Lima acreditava que este tipo de situação violenta não ocorria no Brasil porque “não existe nem nunca existiu propriamente ódio de raça”. Defendia que a solução pacífica para o problema da escravidão se deu no Brasil também pela maior fusão de raças. Afinal, a “indulgência das nossas opiniões e desmazelo dos nossos costumes” tornariam impossível leis evitando a mescla de raças como existiam nos Estados Unidos. Também por este motivo a Abolição nos Estados Unidos se fez pela força e no Brasil por uma lei “votada e sancionada em menos de uma semana, pela forma mais galharda e sem funestas consequências de discórdia”. Suas únicas reservas quanto a Lei Áurea é que acabou arruinando bom número de plantadores ao não indenizá-los e que transformou afoitamente a posição social “de tantos milhares de criaturas boçaes, sem predicado algum para a sua nova condição de cidadãos”. (LIMA, 1899, p. 34).

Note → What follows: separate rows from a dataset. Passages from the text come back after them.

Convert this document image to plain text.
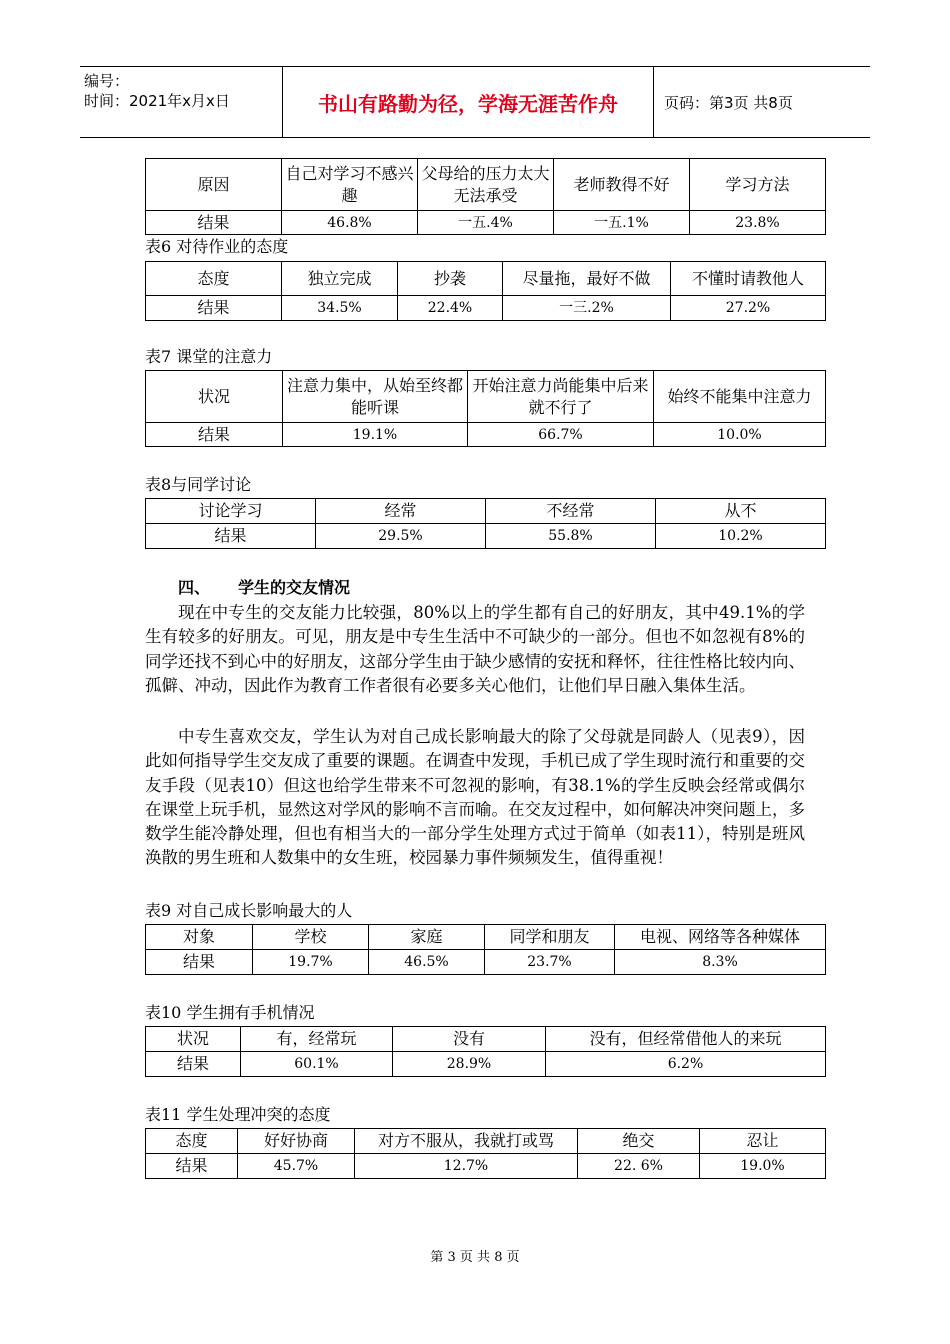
编号：
时间：2021年x月x日	书山有路勤为径，学海无涯苦作舟	页码：第3页 共8页
原因	自己对学习不感兴趣	父母给的压力太大无法承受	老师教得不好	学习方法
结果	46.8%	一五.4%	一五.1%	23.8%
表6 对待作业的态度
态度	独立完成	抄袭	尽量拖，最好不做	不懂时请教他人
结果	34.5%	22.4%	一三.2%	27.2%
表7 课堂的注意力
状况	注意力集中，从始至终都能听课	开始注意力尚能集中后来就不行了	始终不能集中注意力
结果	19.1%	66.7%	10.0%
表8与同学讨论
讨论学习	经常	不经常	从不
结果	29.5%	55.8%	10.2%
四、 学生的交友情况
现在中专生的交友能力比较强，80%以上的学生都有自己的好朋友，其中49.1%的学生有较多的好朋友。可见，朋友是中专生生活中不可缺少的一部分。但也不如忽视有8%的同学还找不到心中的好朋友，这部分学生由于缺少感情的安抚和释怀，往往性格比较内向、孤僻、冲动，因此作为教育工作者很有必要多关心他们，让他们早日融入集体生活。
中专生喜欢交友，学生认为对自己成长影响最大的除了父母就是同龄人（见表9），因此如何指导学生交友成了重要的课题。在调查中发现，手机已成了学生现时流行和重要的交友手段（见表10）但这也给学生带来不可忽视的影响，有38.1%的学生反映会经常或偶尔在课堂上玩手机，显然这对学风的影响不言而喻。在交友过程中，如何解决冲突问题上，多数学生能冷静处理，但也有相当大的一部分学生处理方式过于简单（如表11），特别是班风涣散的男生班和人数集中的女生班，校园暴力事件频频发生，值得重视！
表9 对自己成长影响最大的人
对象	学校	家庭	同学和朋友	电视、网络等各种媒体
结果	19.7%	46.5%	23.7%	8.3%
表10 学生拥有手机情况
状况	有，经常玩	没有	没有，但经常借他人的来玩
结果	60.1%	28.9%	6.2%
表11 学生处理冲突的态度
态度	好好协商	对方不服从，我就打或骂	绝交	忍让
结果	45.7%	12.7%	22. 6%	19.0%
第 3 页 共 8 页
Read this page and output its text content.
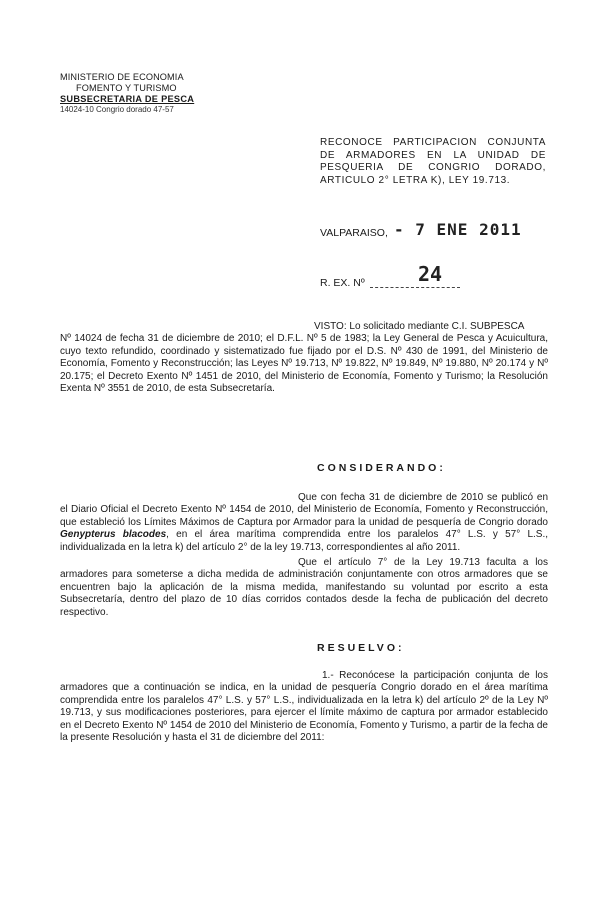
MINISTERIO DE ECONOMIA
FOMENTO Y TURISMO
SUBSECRETARIA DE PESCA
14024-10 Congrio dorado 47-57
RECONOCE PARTICIPACION CONJUNTA DE ARMADORES EN LA UNIDAD DE PESQUERIA DE CONGRIO DORADO, ARTICULO 2° LETRA K), LEY 19.713.
VALPARAISO, - 7 ENE 2011
R. EX. Nº	24
VISTO: Lo solicitado mediante C.I. SUBPESCA
Nº 14024 de fecha 31 de diciembre de 2010; el D.F.L. Nº 5 de 1983; la Ley General de Pesca y Acuicultura, cuyo texto refundido, coordinado y sistematizado fue fijado por el D.S. Nº 430 de 1991, del Ministerio de Economía, Fomento y Reconstrucción; las Leyes Nº 19.713, Nº 19.822, Nº 19.849, Nº 19.880, Nº 20.174 y Nº 20.175; el Decreto Exento Nº 1451 de 2010, del Ministerio de Economía, Fomento y Turismo; la Resolución Exenta Nº 3551 de 2010, de esta Subsecretaría.
CONSIDERANDO:

Que con fecha 31 de diciembre de 2010 se publicó en el Diario Oficial el Decreto Exento Nº 1454 de 2010, del Ministerio de Economía, Fomento y Reconstrucción, que estableció los Límites Máximos de Captura por Armador para la unidad de pesquería de Congrio dorado Genypterus blacodes, en el área marítima comprendida entre los paralelos 47° L.S. y 57° L.S., individualizada en la letra k) del artículo 2° de la ley 19.713, correspondientes al año 2011.

Que el artículo 7° de la Ley 19.713 faculta a los armadores para someterse a dicha medida de administración conjuntamente con otros armadores que se encuentren bajo la aplicación de la misma medida, manifestando su voluntad por escrito a esta Subsecretaría, dentro del plazo de 10 días corridos contados desde la fecha de publicación del decreto respectivo.

RESUELVO:

1.- Reconócese la participación conjunta de los armadores que a continuación se indica, en la unidad de pesquería Congrio dorado en el área marítima comprendida entre los paralelos 47° L.S. y 57° L.S., individualizada en la letra k) del artículo 2º de la Ley Nº 19.713, y sus modificaciones posteriores, para ejercer el límite máximo de captura por armador establecido en el Decreto Exento Nº 1454 de 2010 del Ministerio de Economía, Fomento y Turismo, a partir de la fecha de la presente Resolución y hasta el 31 de diciembre del 2011:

A solução que propõe, “por mais racional, por mais practico”, é seguir o exemplo dos Estados Unidos e fornecer algum grau de instrução aos negros no Brasil, moralizá-los, erguer o seu nível de cultura através da disseminação dos progressos alcançados pela raça branca. Seria melhor resignar-se “ao mal que já foi um bem” e evitar que a segregação entre brancos educados e uma massa de negros e mestiços incultos degenerasse em uma “guerra de raças”. Por fim, a imigração europeia “corrigirá a extrema mestiçagem estabelecida pelo Portuguez e firmará a real supremacia dos brancos”. (LIMA, 1899, p. 52-53).

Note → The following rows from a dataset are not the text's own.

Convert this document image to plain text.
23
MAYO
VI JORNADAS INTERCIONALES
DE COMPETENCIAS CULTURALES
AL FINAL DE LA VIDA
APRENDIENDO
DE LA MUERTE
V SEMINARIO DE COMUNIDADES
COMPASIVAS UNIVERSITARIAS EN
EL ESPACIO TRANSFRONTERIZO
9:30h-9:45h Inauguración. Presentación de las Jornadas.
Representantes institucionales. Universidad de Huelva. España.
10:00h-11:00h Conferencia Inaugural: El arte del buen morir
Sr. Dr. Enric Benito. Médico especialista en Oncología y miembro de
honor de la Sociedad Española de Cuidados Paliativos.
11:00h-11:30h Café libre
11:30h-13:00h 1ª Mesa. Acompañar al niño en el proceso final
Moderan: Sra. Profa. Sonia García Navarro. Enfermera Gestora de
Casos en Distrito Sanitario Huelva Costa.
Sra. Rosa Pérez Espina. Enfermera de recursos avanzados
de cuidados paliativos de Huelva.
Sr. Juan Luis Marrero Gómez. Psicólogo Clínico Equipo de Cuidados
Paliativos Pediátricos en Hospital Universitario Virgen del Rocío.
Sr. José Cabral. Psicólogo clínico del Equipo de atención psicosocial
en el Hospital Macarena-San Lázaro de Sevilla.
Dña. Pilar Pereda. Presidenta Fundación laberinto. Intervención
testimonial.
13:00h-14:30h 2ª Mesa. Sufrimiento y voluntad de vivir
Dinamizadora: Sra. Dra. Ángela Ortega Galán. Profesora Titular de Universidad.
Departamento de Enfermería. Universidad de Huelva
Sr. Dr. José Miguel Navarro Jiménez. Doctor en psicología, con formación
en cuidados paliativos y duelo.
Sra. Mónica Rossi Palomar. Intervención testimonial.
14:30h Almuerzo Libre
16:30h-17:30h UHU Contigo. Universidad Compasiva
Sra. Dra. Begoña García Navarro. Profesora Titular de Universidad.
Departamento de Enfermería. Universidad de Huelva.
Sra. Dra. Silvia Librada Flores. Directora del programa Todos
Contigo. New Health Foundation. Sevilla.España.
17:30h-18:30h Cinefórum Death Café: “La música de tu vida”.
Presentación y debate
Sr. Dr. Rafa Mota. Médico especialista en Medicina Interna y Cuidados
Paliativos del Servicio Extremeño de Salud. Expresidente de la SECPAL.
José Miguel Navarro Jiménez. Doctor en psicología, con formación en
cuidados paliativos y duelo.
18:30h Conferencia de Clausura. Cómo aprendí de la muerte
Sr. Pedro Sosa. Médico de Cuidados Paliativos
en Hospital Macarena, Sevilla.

Neste sentido, elogia o caráter dos Americanos que “não recuam diante das ideias na apparencia menos possíveis de realizarem-se”, referindo-se aos planos para minimizar a influência negativa da população negra no conjunto da sociedade. (LIMA, 1899, p. 43). Como exemplo, enumera alguns dos planos de “emigração” discutidos no Senado e que chegaram a ser postos em prática. O plano proposto por um senador da Carolina do Sul, para distribuir a população negra do Sul por outros estados da Federação, especialmente nas terras devolutas do Oeste merece sua aprovação. O outro “sonho delicioso” consistia em despejar a população negra nas costas africanas, na recém criada Libéria139 ou no Estado Livre do Congo. (LIMA, 1899, p. 43). “Esta emigração, longe de dura e compulsória, seria promovida, ajudada e subvencionada pelo Governo Federal, e d´ella resultaria um beneficio para a humanidade, pois que os negros americanos civilizariam seus pares africanos”. (LIMA, 1899, p. 43). Além disso, seria um grande benefício para os Estados Unidos que abririam um novo mercado no continente africano onde ainda não tinham penetração. Sua única preocupação com este arranjo tão vantajoso para todos os envolvidos é que longe da influência positiva dos brancos estes negros recaíssem na primitiva selvageria da qual nos Estados Unidos os salvavam “os esforços dos brancos apostolizadores”. (LIMA, 1899, p. 44). Dadas as dificuldades práticas desse projeto, resigna-se a aceitar que o melhor recurso seria o indicado por um ex- Senador do Kansas que apostava na equidade e educação da raça inferior, evitando que regressassem ao seu natural estado selvagem.